Скажи это вслух — прозвучало бы выспренне, мы не умеем говорить о таких вещах и не умеем объяснить многого в себе. Я никогда не смог бы растолковать никому, почему, за что и как полюбил эту землю — не всю нашу планету, круглую, зеленую, щедрую, — а этот дикий, шрамами располосованный, ветрами выхлестанный, пропеченный солнцем, высушенный, выжженный Мушук. И плоскую равнину вдоль подножия его, и даже солоноватость лёссовых песков и глухую ненарушимую тишину, что кажется поначалу недоброй и угрюмой — только первое время, пока не научишься понимать ее.
Я просто и не стал бы никому объяснять такое — есть вещи, о которых не говорят. Я живу здесь и работаю, и не надо мне существования иного, и порой мне кажется, будто с первых, самых первых своих шагов по земле я отправился «захаживать площади», с кожаной сумкой и охотничьим ножом на боку, в расшлепанных сапогах из кирзы и в непромокаемой куртке с откинутым назад капюшоном. Я здесь живу и здесь работаю, и не представляю себе иного существования, иных радостей и огорчений.
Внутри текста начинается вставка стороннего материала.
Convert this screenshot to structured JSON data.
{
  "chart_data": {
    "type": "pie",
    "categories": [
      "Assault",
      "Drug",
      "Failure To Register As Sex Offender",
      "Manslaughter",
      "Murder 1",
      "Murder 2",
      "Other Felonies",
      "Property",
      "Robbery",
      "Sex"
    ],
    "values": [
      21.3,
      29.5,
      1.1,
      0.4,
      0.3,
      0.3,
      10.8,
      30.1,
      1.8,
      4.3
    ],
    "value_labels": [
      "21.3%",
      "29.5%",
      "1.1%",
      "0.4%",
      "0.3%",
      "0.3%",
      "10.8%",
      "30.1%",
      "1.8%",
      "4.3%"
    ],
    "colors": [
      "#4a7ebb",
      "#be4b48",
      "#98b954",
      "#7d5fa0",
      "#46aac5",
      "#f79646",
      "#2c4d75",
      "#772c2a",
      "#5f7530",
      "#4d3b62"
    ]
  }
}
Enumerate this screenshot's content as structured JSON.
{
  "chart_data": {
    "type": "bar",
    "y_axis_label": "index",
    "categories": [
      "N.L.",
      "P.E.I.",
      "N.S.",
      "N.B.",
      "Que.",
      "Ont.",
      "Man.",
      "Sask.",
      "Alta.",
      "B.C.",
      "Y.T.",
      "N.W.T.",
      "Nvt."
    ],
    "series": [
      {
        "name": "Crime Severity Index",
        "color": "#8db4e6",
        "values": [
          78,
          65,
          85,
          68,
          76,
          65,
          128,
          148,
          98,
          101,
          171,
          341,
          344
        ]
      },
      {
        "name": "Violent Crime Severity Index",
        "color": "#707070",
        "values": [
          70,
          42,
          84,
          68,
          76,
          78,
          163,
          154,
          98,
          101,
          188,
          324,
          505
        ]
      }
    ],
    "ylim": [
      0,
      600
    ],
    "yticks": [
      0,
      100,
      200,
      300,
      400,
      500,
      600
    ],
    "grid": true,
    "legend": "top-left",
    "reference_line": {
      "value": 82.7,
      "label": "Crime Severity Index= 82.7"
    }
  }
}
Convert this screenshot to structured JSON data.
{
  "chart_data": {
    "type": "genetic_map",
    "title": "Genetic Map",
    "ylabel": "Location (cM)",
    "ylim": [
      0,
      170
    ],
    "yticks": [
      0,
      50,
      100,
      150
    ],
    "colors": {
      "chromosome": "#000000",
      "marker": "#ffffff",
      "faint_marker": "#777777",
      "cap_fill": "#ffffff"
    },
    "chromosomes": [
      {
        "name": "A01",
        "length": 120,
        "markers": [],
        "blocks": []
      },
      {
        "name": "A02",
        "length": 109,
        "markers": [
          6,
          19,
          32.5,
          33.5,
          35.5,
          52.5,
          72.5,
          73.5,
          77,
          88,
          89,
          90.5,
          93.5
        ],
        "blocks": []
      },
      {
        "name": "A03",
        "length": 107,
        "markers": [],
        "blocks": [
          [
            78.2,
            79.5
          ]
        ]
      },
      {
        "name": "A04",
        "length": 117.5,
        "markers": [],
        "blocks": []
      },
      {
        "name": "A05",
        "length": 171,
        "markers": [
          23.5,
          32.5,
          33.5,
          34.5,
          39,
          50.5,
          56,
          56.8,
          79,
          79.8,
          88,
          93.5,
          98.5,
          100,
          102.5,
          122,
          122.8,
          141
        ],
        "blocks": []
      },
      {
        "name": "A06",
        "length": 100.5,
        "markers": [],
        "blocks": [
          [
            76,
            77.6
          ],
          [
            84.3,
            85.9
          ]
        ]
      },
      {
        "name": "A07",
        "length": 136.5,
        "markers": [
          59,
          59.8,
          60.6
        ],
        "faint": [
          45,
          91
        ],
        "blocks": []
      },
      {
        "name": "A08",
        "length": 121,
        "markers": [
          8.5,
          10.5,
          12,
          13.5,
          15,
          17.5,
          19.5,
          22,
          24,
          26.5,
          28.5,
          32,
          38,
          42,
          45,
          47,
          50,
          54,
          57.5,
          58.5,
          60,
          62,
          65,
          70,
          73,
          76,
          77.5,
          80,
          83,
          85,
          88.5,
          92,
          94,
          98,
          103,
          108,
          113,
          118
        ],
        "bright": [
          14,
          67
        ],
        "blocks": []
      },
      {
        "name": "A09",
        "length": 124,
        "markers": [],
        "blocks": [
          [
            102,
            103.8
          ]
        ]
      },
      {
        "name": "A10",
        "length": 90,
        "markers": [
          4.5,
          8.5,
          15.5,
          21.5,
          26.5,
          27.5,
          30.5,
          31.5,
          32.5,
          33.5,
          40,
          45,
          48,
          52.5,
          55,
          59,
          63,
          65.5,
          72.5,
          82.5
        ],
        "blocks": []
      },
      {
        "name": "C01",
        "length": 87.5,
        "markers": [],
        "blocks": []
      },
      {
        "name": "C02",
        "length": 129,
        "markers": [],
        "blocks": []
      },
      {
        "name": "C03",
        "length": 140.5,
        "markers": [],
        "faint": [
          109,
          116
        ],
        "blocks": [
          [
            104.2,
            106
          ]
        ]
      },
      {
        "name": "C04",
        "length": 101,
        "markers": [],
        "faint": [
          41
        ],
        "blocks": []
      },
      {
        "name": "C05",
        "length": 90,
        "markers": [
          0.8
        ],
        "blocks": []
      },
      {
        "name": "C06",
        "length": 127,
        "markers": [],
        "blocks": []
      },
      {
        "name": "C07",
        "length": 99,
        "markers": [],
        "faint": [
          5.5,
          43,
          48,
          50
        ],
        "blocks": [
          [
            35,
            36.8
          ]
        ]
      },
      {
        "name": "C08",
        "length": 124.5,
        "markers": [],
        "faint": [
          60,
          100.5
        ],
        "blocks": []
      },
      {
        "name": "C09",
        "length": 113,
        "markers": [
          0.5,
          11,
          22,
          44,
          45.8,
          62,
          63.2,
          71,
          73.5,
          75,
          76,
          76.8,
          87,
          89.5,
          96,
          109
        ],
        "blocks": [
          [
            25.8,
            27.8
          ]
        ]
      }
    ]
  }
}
Вчера Темка Залужный произнес речь. Примерно такую:
«Вот ходим в поле — с рюкзаками, с молотками, компасами, и хождение, наше может показаться человеку со стороны бесплодным и даже чудноватым. И в конечном итоге воплотится оно в предмет неброский, небольшой, не поражающий ни масштабами, ни внешней красотой, — в обыкновенный лист карты. Но, держа его, по нашим следам пойдут другие — юные, дерзновенные, одержимые, пойдут уже не ощупью, а уверенно, пойдут, не отвлекаясь на поиск пути, на прокладку маршрута, — и отыщут золото и нефть, уран и сланцы, платину и уголь... Их именами назовут открытые месторождения, рудники, комбинаты. Им поставят обелиски. О них сложат песни. Может быть, никто и не вспомнит тогда, в гордые часы, о тех, кто прокладывал путь первым. Не всегда ведь даже имена ставятся на кромках карт, а если и обозначаются, то кромки обрезают при склейке листов. И никто не высечет наши имена в подножиях обелисков. Но разве только в песнях и обелисках остается жить память о человеке? Нет, она живет в делах, в листах карт — неприметных, исчерканных штрихами; в камнях, заложенных в основания плотин, в молчаливых стенах зданий, в огнях электростанций. Люди умирают. Их имена забывают вскоре даже те, кто жил бок о бок с ними. Лишь немногим дано право на память поколений. Но навек остаются огни, карты, фундаменты, остаются песни — сложенные не о них, сложенные ими, порой забытыми, но в то же время бессмертными в делах своих!»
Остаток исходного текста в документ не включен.